What is sensorimotor neural engineering and how does the field benefit people with disabilities?

DO-IT Factsheet #522
http://www.washington.edu/doit/Stem/articles?522

Sensorimotor neural engineers study the properties of neural systems (e.g., the brain, spinal cord, nerves, ganglia, and parts of the receptor and effector organs), including sensory systems and motor systems, to identify how engineering techniques can be applied to them. For example, in recent years the field has shown that it's possible to control devices by using signals from the brain. Such advancements can improve products and technology commonly used by people with disabilities (e.g., prosthetic limbs, wheelchairs, augmentative communication devices).

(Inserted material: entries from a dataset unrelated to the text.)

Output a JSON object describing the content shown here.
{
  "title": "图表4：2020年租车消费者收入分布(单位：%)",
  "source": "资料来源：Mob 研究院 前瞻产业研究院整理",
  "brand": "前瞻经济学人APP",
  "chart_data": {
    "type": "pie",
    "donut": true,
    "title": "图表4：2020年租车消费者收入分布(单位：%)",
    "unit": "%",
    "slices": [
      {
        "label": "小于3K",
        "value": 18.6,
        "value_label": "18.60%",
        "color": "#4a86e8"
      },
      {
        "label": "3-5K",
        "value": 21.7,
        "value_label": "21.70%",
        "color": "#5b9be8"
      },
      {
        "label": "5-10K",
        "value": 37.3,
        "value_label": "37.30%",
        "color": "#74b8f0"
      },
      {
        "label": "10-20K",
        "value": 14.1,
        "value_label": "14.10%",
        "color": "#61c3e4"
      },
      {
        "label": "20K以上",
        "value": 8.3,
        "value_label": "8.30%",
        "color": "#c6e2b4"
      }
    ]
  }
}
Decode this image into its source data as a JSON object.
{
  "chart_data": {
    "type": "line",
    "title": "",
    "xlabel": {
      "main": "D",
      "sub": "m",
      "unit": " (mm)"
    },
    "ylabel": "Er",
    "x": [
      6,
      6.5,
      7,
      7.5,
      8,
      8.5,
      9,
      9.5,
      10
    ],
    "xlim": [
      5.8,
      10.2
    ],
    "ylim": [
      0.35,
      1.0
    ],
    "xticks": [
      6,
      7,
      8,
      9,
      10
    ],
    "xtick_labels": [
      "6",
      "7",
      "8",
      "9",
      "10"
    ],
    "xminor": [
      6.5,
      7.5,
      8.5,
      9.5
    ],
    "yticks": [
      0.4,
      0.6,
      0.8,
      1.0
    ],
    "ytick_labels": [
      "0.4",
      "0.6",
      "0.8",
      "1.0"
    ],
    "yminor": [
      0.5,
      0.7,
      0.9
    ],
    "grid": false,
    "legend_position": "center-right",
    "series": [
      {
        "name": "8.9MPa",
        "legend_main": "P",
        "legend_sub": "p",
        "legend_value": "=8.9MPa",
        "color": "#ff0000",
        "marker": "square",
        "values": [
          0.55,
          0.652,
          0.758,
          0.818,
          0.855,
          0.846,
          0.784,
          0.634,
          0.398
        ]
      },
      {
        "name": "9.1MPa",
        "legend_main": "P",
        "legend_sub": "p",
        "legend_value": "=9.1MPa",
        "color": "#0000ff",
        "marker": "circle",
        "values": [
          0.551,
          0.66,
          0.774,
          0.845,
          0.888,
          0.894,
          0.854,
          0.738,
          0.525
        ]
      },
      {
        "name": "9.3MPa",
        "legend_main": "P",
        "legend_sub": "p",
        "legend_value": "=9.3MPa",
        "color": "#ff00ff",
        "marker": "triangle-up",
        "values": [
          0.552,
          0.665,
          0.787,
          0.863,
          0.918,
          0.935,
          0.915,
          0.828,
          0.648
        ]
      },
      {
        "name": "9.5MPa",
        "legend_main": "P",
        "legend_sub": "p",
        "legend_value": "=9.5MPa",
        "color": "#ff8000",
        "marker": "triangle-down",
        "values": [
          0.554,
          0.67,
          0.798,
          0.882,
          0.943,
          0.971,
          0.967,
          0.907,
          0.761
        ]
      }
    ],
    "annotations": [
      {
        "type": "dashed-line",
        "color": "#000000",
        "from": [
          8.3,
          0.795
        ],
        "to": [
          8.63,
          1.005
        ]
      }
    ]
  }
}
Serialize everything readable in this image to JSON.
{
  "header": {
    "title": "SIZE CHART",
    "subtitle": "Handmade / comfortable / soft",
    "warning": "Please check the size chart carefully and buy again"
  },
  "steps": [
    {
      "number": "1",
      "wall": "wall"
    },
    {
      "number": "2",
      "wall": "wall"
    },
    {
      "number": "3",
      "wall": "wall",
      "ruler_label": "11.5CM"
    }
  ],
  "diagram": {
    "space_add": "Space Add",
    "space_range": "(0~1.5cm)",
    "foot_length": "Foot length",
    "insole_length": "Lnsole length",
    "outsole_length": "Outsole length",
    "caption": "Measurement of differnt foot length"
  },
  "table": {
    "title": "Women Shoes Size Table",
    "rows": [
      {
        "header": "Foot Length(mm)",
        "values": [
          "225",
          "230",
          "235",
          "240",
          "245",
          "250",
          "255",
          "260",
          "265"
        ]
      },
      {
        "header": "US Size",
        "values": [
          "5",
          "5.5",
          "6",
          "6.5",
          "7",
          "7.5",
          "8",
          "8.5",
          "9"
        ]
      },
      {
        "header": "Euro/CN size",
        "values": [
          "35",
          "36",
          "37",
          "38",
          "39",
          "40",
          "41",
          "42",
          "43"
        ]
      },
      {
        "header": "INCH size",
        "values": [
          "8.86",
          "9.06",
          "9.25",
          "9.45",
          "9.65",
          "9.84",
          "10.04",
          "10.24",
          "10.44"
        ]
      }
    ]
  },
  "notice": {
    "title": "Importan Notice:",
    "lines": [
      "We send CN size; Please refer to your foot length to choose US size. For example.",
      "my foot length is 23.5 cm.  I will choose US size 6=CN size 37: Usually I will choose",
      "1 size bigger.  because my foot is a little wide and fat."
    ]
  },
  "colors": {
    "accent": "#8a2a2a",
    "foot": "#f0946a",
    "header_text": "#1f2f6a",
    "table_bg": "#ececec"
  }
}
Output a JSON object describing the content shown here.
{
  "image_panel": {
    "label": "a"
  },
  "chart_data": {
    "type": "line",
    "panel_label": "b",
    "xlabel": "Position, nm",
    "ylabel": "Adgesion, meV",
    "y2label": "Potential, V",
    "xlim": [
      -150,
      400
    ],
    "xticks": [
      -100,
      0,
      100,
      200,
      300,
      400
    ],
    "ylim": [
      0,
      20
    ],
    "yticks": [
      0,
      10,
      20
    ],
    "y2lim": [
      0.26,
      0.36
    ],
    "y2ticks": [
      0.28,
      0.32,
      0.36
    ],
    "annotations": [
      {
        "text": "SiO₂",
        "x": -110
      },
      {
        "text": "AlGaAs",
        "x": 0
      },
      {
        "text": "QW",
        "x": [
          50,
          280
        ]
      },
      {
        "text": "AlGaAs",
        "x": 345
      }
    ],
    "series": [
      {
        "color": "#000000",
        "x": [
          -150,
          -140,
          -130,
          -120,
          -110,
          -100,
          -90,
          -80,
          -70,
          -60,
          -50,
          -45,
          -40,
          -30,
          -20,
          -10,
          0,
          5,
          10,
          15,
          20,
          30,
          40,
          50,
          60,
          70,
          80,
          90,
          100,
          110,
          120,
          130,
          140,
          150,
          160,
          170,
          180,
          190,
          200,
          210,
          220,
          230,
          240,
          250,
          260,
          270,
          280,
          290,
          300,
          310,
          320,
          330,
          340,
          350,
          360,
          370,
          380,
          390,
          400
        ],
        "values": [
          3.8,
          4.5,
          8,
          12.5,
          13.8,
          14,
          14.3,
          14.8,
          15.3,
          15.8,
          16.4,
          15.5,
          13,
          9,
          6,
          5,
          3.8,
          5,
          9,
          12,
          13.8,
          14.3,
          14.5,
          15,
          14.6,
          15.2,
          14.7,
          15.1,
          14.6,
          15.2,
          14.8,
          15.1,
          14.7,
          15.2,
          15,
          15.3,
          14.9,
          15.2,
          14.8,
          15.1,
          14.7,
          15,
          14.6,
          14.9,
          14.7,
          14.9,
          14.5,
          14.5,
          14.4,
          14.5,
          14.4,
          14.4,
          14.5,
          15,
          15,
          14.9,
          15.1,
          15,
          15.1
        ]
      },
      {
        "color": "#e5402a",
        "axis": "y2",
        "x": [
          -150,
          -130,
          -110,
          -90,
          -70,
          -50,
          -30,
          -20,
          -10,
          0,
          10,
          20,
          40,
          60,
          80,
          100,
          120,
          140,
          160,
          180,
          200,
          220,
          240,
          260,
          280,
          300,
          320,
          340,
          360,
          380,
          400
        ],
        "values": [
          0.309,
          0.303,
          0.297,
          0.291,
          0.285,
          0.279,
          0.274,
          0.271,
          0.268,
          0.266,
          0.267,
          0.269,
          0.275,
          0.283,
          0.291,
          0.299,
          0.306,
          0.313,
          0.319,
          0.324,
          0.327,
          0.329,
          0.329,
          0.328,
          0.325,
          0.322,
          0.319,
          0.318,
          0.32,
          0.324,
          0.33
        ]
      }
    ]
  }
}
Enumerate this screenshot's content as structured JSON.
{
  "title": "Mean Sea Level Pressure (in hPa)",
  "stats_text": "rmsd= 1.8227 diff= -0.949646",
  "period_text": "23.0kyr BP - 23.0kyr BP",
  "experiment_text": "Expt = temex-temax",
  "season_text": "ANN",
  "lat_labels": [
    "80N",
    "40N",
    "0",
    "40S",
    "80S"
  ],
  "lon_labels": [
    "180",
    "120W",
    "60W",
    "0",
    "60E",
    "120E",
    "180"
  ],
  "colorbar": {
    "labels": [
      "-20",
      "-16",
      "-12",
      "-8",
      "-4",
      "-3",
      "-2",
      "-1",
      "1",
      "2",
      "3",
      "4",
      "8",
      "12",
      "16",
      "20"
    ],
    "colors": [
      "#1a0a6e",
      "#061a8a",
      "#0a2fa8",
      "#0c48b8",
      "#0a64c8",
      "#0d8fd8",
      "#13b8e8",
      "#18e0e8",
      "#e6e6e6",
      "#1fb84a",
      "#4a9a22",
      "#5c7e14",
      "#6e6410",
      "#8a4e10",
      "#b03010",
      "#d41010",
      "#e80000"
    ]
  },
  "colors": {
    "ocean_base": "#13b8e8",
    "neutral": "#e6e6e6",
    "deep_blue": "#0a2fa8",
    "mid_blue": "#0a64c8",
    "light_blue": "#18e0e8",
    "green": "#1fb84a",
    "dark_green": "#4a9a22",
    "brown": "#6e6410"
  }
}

The NSF Engineering Research Center for Sensorimotor Neural Engineering [1] is a global leader, bringing together researchers from all over the world to collaborate on the development of neural-inspired sensorimotor devices.

According to the NSNE website, "The Center’s mission is to develop innovative ways to connect a deep mathematical understanding of how biological systems acquire and process information with the design of effective devices that interact seamlessly with human beings. Our singular approach reverse-engineers the nervous system’s sensorimotor functions to develop engineering models that correct or compensate for neural deficits and augment neural capabilities. Using these mathematical and structural models, it is possible to design neural interfaces integrated with external control devices. These forward engineered devices, in turn, enable further discovery and mathematical modeling of neural computation. This information can then be used to develop hierarchical, non-linear, robust and adaptive algorithms that enable sensorimotor closed- loop control between humans and devices."